Foi ainda nos tempos da Guerra Fria que Barbosa começou a abordar entre cientistas a visão preconceituosa dominante. Numa ilustração que acompanhou um artigo da pesquisadora naquela ocasião, em preto e branco, via-se uma cientista dividindo a atenção entre microscópio, fogão, filhos. Em 2020, durante a pandemia, uma figura bastante semelhante voltou a ser impressa numa revista ilustrando a mulher cientista.

“A visão misógina é de que mulher cientista tem que cuidar da casa, dos filhos, fazer todas essas tarefas. Ainda é assim”, afirmou Barbosa comparando as duas imagens separadas por décadas. “Isso pra mim demonstra que apesar de estarmos tão preocupados com regras de direitos humanos, a nossa leitura não tem nos ajudado neste assunto de mulheres na ciência”, conclui.

Barbosa foi a palestrante que abriu o sétimo webinário da Diretoria Executiva de Direitos Humanos da Unicamp, DeDH, que debateu o tema Ciência, Tecnologia e Direitos Humanos, sob mediação de Néri de Barros Almeida, diretora da DeDH, realizado em 12/11.

Para Barbosa, fortalecer o papel das mulheres é fortalecer os direitos humanos. Evidências não faltariam de que a participação delas em todos os níveis de tomadas de decisão só traz benefício. Uma das pesquisas citadas durante a apresentação concluiu que empresas com mais diversidade na sua gestão são mais lucrativas. “Diversidade significa mais eficiência”, resumiu.

Ao refletir sobre direitos humanos e ciência, Barbosa defendeu que a interdisciplinaridade, a comunicação e a tecnologia são fundamentais para a produção de ciência a favor dos direitos humanos. “Precisamos incorporar como um direito fundamental de cada cidadão o conhecimento”, pontuou.

Num momento em que ciência e universidade estão sob ataques e que evidências científicas são vistas como inconvenientes por governos, é preciso cada vez mais buscar o apoio da sociedade, afirmou Barbosa.
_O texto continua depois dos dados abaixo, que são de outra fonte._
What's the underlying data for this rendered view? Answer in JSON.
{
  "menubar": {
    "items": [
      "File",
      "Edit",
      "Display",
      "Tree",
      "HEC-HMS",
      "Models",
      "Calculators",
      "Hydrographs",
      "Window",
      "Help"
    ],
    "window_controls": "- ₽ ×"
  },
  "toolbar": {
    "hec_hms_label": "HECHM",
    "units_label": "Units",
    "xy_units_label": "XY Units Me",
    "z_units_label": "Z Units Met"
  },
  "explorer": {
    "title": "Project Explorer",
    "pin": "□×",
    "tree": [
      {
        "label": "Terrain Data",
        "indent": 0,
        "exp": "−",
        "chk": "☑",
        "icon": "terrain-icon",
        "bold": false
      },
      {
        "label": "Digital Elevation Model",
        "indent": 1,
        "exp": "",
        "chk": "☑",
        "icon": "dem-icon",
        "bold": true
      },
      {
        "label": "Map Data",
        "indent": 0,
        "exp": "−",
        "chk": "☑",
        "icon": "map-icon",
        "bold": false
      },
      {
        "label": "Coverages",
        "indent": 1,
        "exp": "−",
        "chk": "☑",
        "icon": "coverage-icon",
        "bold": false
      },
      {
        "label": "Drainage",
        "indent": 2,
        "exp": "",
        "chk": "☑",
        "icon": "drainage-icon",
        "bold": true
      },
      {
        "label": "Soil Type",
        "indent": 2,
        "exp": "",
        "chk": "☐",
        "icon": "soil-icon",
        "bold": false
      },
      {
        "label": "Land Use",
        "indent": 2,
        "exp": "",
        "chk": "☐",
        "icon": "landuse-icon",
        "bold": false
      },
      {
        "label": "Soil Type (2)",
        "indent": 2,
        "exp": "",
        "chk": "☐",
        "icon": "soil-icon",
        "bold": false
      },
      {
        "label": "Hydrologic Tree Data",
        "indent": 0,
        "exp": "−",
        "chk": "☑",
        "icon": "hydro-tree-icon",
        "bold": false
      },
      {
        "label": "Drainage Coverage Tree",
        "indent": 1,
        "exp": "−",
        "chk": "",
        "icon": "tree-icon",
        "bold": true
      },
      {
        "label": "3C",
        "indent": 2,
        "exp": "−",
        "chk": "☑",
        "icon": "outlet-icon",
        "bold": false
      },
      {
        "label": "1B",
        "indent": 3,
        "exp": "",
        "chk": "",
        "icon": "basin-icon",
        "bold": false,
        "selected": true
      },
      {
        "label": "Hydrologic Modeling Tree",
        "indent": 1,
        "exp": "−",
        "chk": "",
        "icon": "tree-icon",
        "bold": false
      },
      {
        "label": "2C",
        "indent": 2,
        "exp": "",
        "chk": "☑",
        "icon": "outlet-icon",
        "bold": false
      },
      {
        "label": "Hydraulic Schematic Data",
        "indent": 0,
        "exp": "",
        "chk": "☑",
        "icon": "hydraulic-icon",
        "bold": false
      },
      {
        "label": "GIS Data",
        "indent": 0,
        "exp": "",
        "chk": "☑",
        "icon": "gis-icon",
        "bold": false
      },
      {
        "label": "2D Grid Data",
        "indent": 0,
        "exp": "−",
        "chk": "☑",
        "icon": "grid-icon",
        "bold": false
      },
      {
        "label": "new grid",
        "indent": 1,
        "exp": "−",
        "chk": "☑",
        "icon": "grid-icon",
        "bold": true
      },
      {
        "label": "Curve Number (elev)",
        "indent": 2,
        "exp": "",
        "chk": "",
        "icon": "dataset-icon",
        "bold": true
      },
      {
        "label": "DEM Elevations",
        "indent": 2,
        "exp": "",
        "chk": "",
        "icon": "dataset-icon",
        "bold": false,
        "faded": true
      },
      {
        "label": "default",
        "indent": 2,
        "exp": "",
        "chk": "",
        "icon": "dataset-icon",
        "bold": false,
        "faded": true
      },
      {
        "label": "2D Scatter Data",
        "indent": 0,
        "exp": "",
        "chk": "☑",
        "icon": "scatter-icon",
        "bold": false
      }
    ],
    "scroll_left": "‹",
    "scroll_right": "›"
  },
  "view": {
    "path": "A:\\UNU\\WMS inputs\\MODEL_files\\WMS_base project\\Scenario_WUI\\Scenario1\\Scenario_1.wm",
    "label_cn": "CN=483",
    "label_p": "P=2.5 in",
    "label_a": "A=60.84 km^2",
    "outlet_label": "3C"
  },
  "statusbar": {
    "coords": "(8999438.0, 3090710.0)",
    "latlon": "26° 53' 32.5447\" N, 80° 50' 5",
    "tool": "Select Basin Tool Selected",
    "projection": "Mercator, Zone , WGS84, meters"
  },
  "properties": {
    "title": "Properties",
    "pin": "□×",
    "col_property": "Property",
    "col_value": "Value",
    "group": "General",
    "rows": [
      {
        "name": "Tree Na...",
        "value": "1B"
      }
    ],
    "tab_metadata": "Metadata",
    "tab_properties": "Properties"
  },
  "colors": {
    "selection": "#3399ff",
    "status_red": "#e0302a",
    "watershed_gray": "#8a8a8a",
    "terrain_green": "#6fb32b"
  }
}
Dando sequência ao debate, Ricardo Galvão, físico e ex-diretor do Instituto Nacional de Pesquisas Espaciais (Inpe), que tem defendido a instituição e seus cientistas de ataques, acredita no poder da educação básica para aproximar ciência, tecnologia e direitos humanos.

Por outro lado, ele reconheceu que essa questão nunca foi uma preocupação nas estratégias de desenvolvimento científico até mais recentemente. O pouco acesso à ciência pela população pobre, as falhas no processo de educação de disciplinas como Física e Química ainda são alarmantes. Estima-se que o déficit de professores de Física no país seja de 70 mil, citou como exemplo.

“A comunidade científica tem que se preocupar cada vez mais com a educação, para que as crianças aprendam a admirar a ciência. Não há maneira de conscientizar a população sobre a questão dos direitos humanos sem educação”, afirmou Galvão.

Durante sua fala, ele relembrou a experiência com um aluno do ensino médio interessado em Física, da favela de Paraisópolis, que visitou, por intermédio de uma professora da escola, laboratórios da Universidade de São Paulo (USP).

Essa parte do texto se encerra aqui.